Fork (file system)
Alternate Data Streams are a data structure for holding additional structured data within a file in addition to the main data - a concept to save to a file multiple data streams.
Although beyond use and originally coming from a different environment, the concept is now known forks particularly in the area of the Apple Macintosh with the so-called resource.
In the HPFS file system of OS / 2, this data is called extended attributes (EA).
- 4.1 NTFS ADS
- 4.2 Mac resource forks
Apple Macintosh
In the area of Apple Macintosh files, in addition to the so-called data fork with the main data called a resource fork included. This data structure is used in Apple's file system (MFS, HFS, HFS ) to add metadata from any screen and holds, for example, in a program file resources such as icons, menu contents or program code before or the user data of a font file.
By accompanying texts and images are kept in the resource fork of its program file to a program, the program can be located by their processing with a so-called Resource Editor (language adaptation ).
Common editor software for accessing the contents of resource forks and their processing are:
- ResEdit: a free Apple software with a graphical representation of the data structure and their content ( deprecated )
- Resorcerer: a popular, albeit expensive, commercial application that recognizes more data types than ResEdit
- ResKnife: a free software for Mac OS X
- Rezycle: a Mac OS X tool, extract the resource fork content into separate files and sometimes it transform into more useful, more modern formats can.
Solaris
If a ZFS - based file system is exported with the Solaris kernel -based SMB service, then alternate data streams are mapped to files of the same name in the associated extended attributes directory of the respective base - files.
Windows
The Windows NTFS file system allows so-called Alternate Data Streams (ADS ). With this function, data can be stored invisibly tied by the user to a file. This feature is less well known and the data streams are locate problematic than the resource fork of the Apple Macintosh. Alternate Data Streams are a simplified implementation of the Solaris NFSv4 and available Extended Attributes namespace, which is implemented on the file systems UFS and ZFS.
Use
Microsoft Windows 2000 and Windows XP ADS sub- data streams for storage available in the property page of each file metadata and depending on the application significantly more. On Windows XP (Service Pack 2) also a so-called zone identifier is stored, which makes it possible to recognize in retrospect files that have been downloaded from the Internet. When you download the Internet Explorer since version 3 and also the Mozilla Firefox adds the appropriate information.
Concept
For each file, as many sub - streams can be stored. In practice, this means that you can always file any number of other files assign that are not visible, but - as long as the process takes place within NTFS drives - are moved along with the file and copied. Access to the hidden file fragments found with a colon instead: beispiel.txt: myfile.txt features a to the file beispiel.txt associated data stream named myfile.txt. In addition to files and folders may contain additional data streams, which complicates the detection of unwanted ads.
Security
- Since the ADS streams are invisible to the user and not all antivirus programs are able to search the ads, viruses can exploit this feature.

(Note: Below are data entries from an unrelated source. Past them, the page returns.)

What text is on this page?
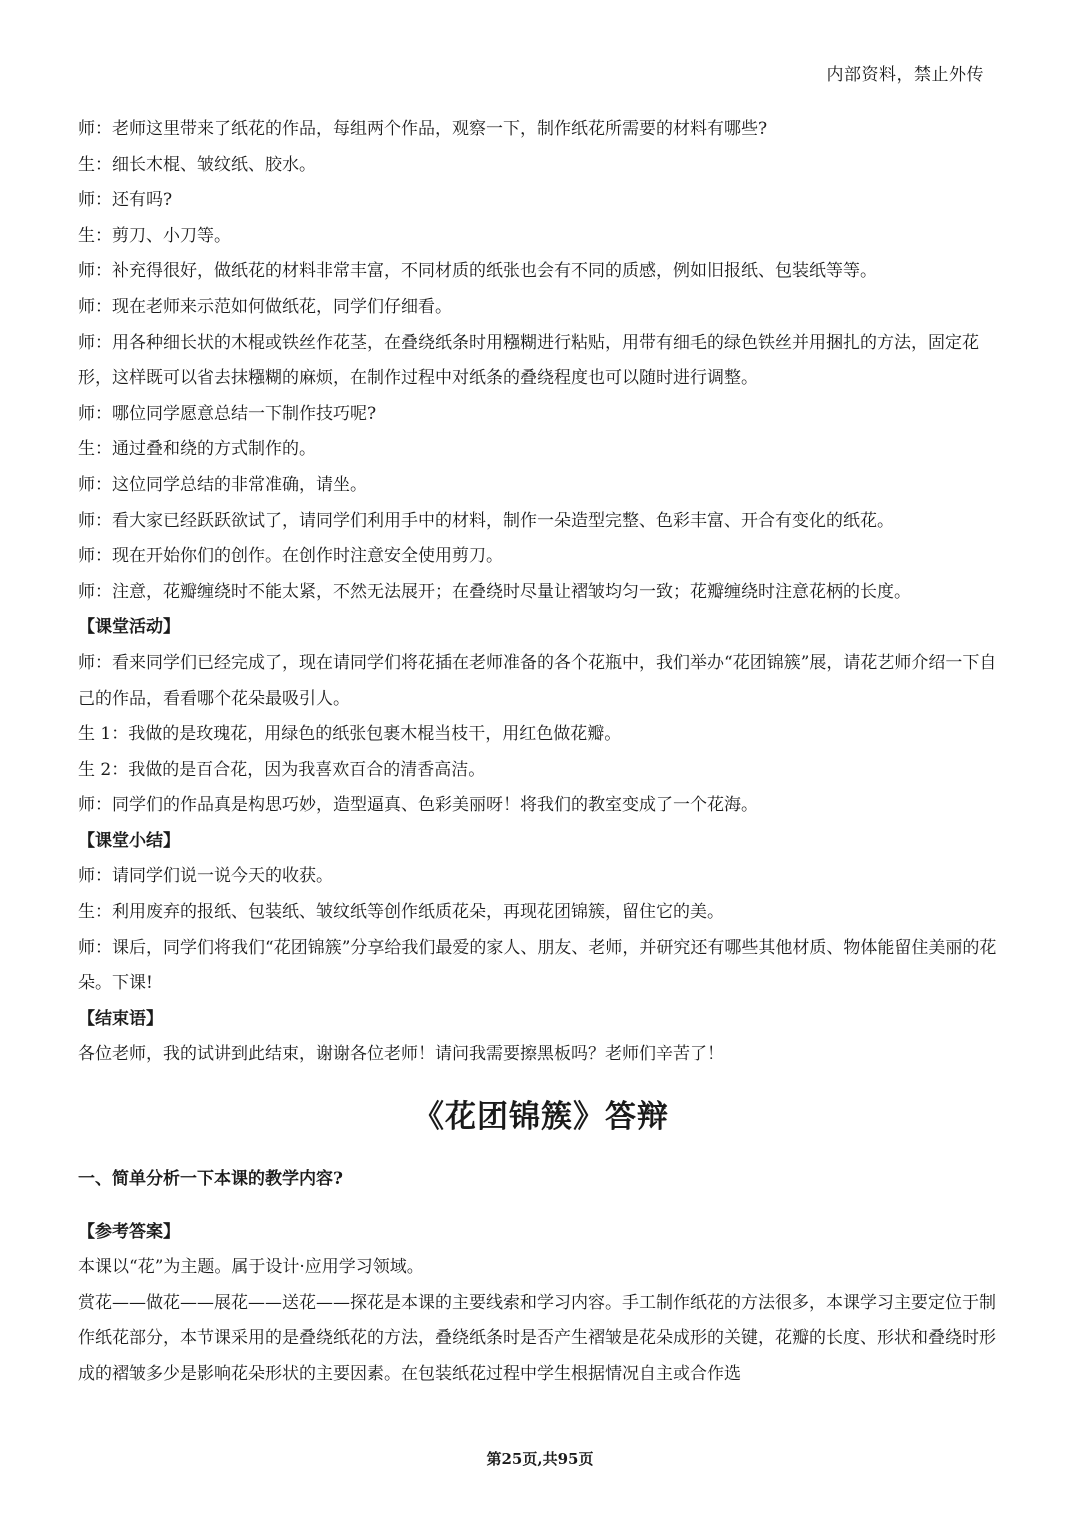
内部资料，禁止外传

师：老师这里带来了纸花的作品，每组两个作品，观察一下，制作纸花所需要的材料有哪些?

生：细长木棍、皱纹纸、胶水。

师：还有吗?

生：剪刀、小刀等。

师：补充得很好，做纸花的材料非常丰富，不同材质的纸张也会有不同的质感，例如旧报纸、包装纸等等。

师：现在老师来示范如何做纸花，同学们仔细看。

师：用各种细长状的木棍或铁丝作花茎，在叠绕纸条时用糨糊进行粘贴，用带有细毛的绿色铁丝并用捆扎的方法，固定花形，这样既可以省去抹糨糊的麻烦，在制作过程中对纸条的叠绕程度也可以随时进行调整。

师：哪位同学愿意总结一下制作技巧呢?

生：通过叠和绕的方式制作的。

师：这位同学总结的非常准确，请坐。

师：看大家已经跃跃欲试了，请同学们利用手中的材料，制作一朵造型完整、色彩丰富、开合有变化的纸花。

师：现在开始你们的创作。在创作时注意安全使用剪刀。

师：注意，花瓣缠绕时不能太紧，不然无法展开；在叠绕时尽量让褶皱均匀一致；花瓣缠绕时注意花柄的长度。

【课堂活动】

师：看来同学们已经完成了，现在请同学们将花插在老师准备的各个花瓶中，我们举办“花团锦簇”展，请花艺师介绍一下自己的作品，看看哪个花朵最吸引人。

生 1：我做的是玫瑰花，用绿色的纸张包裹木棍当枝干，用红色做花瓣。

生 2：我做的是百合花，因为我喜欢百合的清香高洁。

师：同学们的作品真是构思巧妙，造型逼真、色彩美丽呀！将我们的教室变成了一个花海。

【课堂小结】

师：请同学们说一说今天的收获。

生：利用废弃的报纸、包装纸、皱纹纸等创作纸质花朵，再现花团锦簇，留住它的美。

师：课后，同学们将我们“花团锦簇”分享给我们最爱的家人、朋友、老师，并研究还有哪些其他材质、物体能留住美丽的花朵。下课!

【结束语】

各位老师，我的试讲到此结束，谢谢各位老师！请问我需要擦黑板吗？老师们辛苦了！

《花团锦簇》答辩

一、简单分析一下本课的教学内容?

【参考答案】

本课以“花”为主题。属于设计·应用学习领域。

赏花——做花——展花——送花——探花是本课的主要线索和学习内容。手工制作纸花的方法很多，本课学习主要定位于制作纸花部分，本节课采用的是叠绕纸花的方法，叠绕纸条时是否产生褶皱是花朵成形的关键，花瓣的长度、形状和叠绕时形成的褶皱多少是影响花朵形状的主要因素。在包装纸花过程中学生根据情况自主或合作选

第25页,共95页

- Data in ADS are just like normal files executable. In the Startup executable such data can be executed with a start command.

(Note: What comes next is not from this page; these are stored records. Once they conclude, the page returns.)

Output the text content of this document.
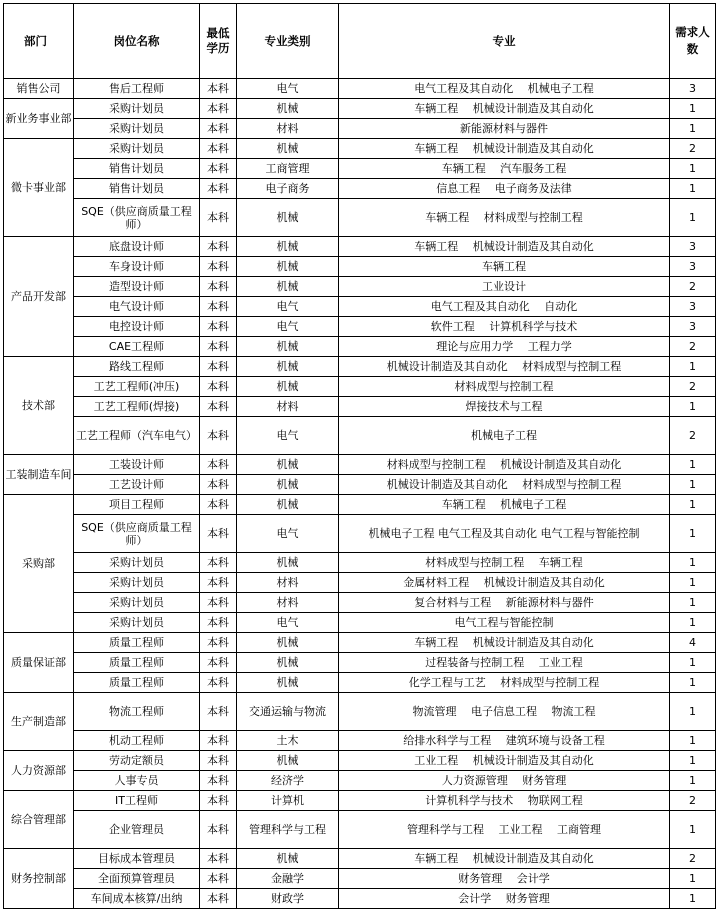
部门	岗位名称	最低学历	专业类别	专业	需求人数
销售公司	售后工程师	本科	电气	电气工程及其自动化　 机械电子工程	3
新业务事业部	采购计划员	本科	机械	车辆工程　 机械设计制造及其自动化	1
	采购计划员	本科	材料	新能源材料与器件	1
微卡事业部	采购计划员	本科	机械	车辆工程　 机械设计制造及其自动化	2
	销售计划员	本科	工商管理	车辆工程　 汽车服务工程	1
	销售计划员	本科	电子商务	信息工程　 电子商务及法律	1
	SQE（供应商质量工程师）	本科	机械	车辆工程　 材料成型与控制工程	1
产品开发部	底盘设计师	本科	机械	车辆工程　 机械设计制造及其自动化	3
	车身设计师	本科	机械	车辆工程	3
	造型设计师	本科	机械	工业设计	2
	电气设计师	本科	电气	电气工程及其自动化　 自动化	3
	电控设计师	本科	电气	软件工程　 计算机科学与技术	3
	CAE工程师	本科	机械	理论与应用力学　 工程力学	2
技术部	路线工程师	本科	机械	机械设计制造及其自动化　 材料成型与控制工程	1
	工艺工程师(冲压)	本科	机械	材料成型与控制工程	2
	工艺工程师(焊接)	本科	材料	焊接技术与工程	1
	工艺工程师（汽车电气）	本科	电气	机械电子工程	2
工装制造车间	工装设计师	本科	机械	材料成型与控制工程　 机械设计制造及其自动化	1
	工艺设计师	本科	机械	机械设计制造及其自动化　 材料成型与控制工程	1
采购部	项目工程师	本科	机械	车辆工程　 机械电子工程	1
	SQE（供应商质量工程师）	本科	电气	机械电子工程 电气工程及其自动化 电气工程与智能控制	1
	采购计划员	本科	机械	材料成型与控制工程　 车辆工程	1
	采购计划员	本科	材料	金属材料工程　 机械设计制造及其自动化	1
	采购计划员	本科	材料	复合材料与工程　 新能源材料与器件	1
	采购计划员	本科	电气	电气工程与智能控制	1
质量保证部	质量工程师	本科	机械	车辆工程　 机械设计制造及其自动化	4
	质量工程师	本科	机械	过程装备与控制工程　 工业工程	1
	质量工程师	本科	机械	化学工程与工艺　 材料成型与控制工程	1
生产制造部	物流工程师	本科	交通运输与物流	物流管理　 电子信息工程　 物流工程	1
	机动工程师	本科	土木	给排水科学与工程　 建筑环境与设备工程	1
人力资源部	劳动定额员	本科	机械	工业工程　 机械设计制造及其自动化	1
	人事专员	本科	经济学	人力资源管理　 财务管理	1
综合管理部	IT工程师	本科	计算机	计算机科学与技术　 物联网工程	2
	企业管理员	本科	管理科学与工程	管理科学与工程　 工业工程　 工商管理	1
财务控制部	目标成本管理员	本科	机械	车辆工程　 机械设计制造及其自动化	2
	全面预算管理员	本科	金融学	财务管理　 会计学	1
	车间成本核算/出纳	本科	财政学	会计学　 财务管理	1
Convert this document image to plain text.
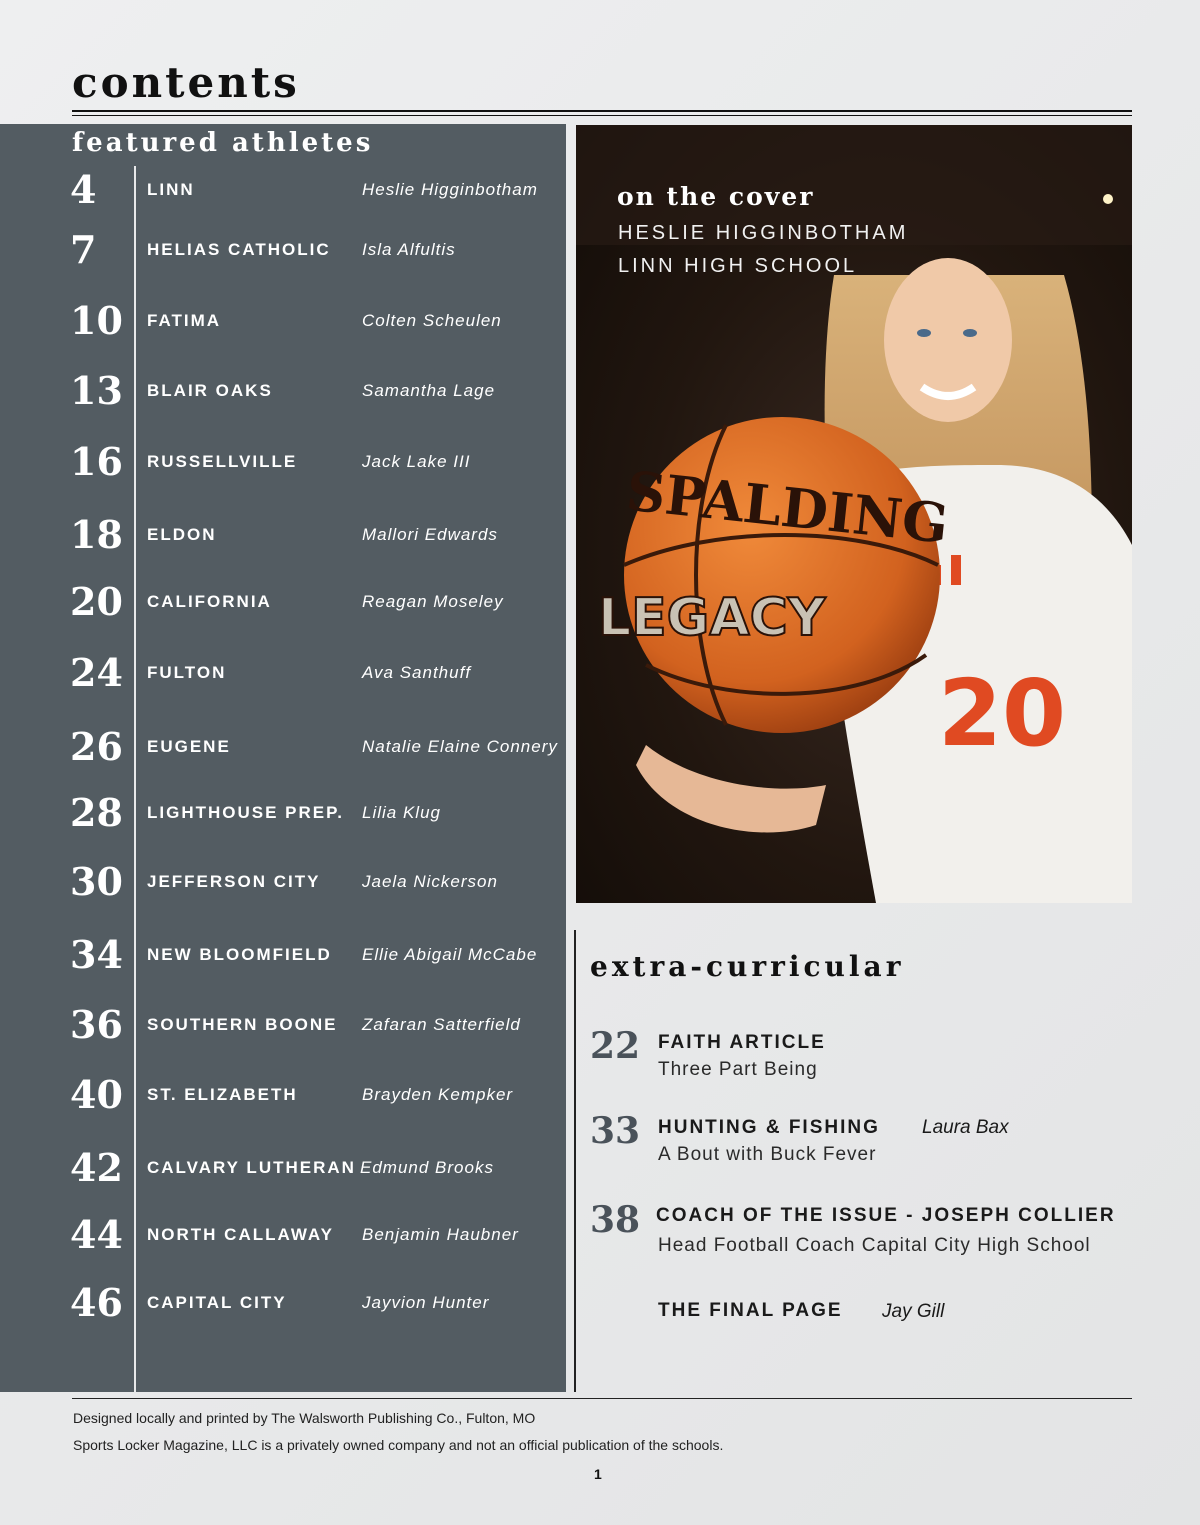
contents
featured athletes
4	LINN	Heslie Higginbotham
7	HELIAS CATHOLIC Isla Alfultis
10	FATIMA	Colten Scheulen
13	BLAIR OAKS	Samantha Lage
16	RUSSELLVILLE	Jack Lake III
18	ELDON	Mallori Edwards
20	CALIFORNIA	Reagan Moseley
24	FULTON	Ava Santhuff
26	EUGENE	Natalie Elaine Connery
28	LIGHTHOUSE PREP. Lilia Klug
30	JEFFERSON CITY Jaela Nickerson
34	NEW BLOOMFIELD Ellie Abigail McCabe
36	SOUTHERN BOONE Zafaran Satterfield
40	ST. ELIZABETH	Brayden Kempker
42	CALVARY LUTHERAN Edmund Brooks
44	NORTH CALLAWAY Benjamin Haubner
46	CAPITAL CITY	Jayvion Hunter
20
SPALDING
LEGACY
on the cover
HESLIE HIGGINBOTHAM
LINN HIGH SCHOOL
extra-curricular
22 FAITH ARTICLE
Three Part Being
33 HUNTING & FISHING Laura Bax
A Bout with Buck Fever
38 COACH OF THE ISSUE - JOSEPH COLLIER
Head Football Coach Capital City High School
THE FINAL PAGE Jay Gill
Designed locally and printed by The Walsworth Publishing Co., Fulton, MO
Sports Locker Magazine, LLC is a privately owned company and not an official publication of the schools.
1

- If files are deleted without residue, ADS streams must also be considered.
- When calculating folder sizes, such as the properties of a folder in Windows Explorer, go to the area occupied by ADS streams place not in the calculation. It can be "hidden" large amounts of data that are hard to find.
In the transition to the Windows Vista operating system, Microsoft has made security the use of ADS- currents severely limited.
Example
Generating an ADS
Type C: \ Windows \ system32 \ calc.exe > C: \ Windows: bad.exe Display of an ADS
Content can be displayed as follows:
Notepad myfile.txt: myads.txt List an ADS
Starting with Windows Vista, the names can be displayed by alternate data streams with the following input:
Dir / r Execute an ADS
To start the file, the following command is sufficient:
Start C: \ Windows: bad.exe Removing an ADS
The removal of an ADS is awkward because the delete command ( del ) for ADS does not work. Therefore, can be easily removed and not individual, but all ads that belong to a file:
Type myfile.txt > myfile.bak del myfile.txt ren myfile.bak myfile.txt A file with ADS can be (for example, FAT32), copied and copied back to a different file system that does not support ADS. However, it go any ADS lost.
Easy does it with the streams command from the Windows Sysinternals Suite:
Streams -d -s *. * recursively removes the file system all ADS streams. The-d option is Delete, the-s option for recursively. Without - d, the streams are only listed.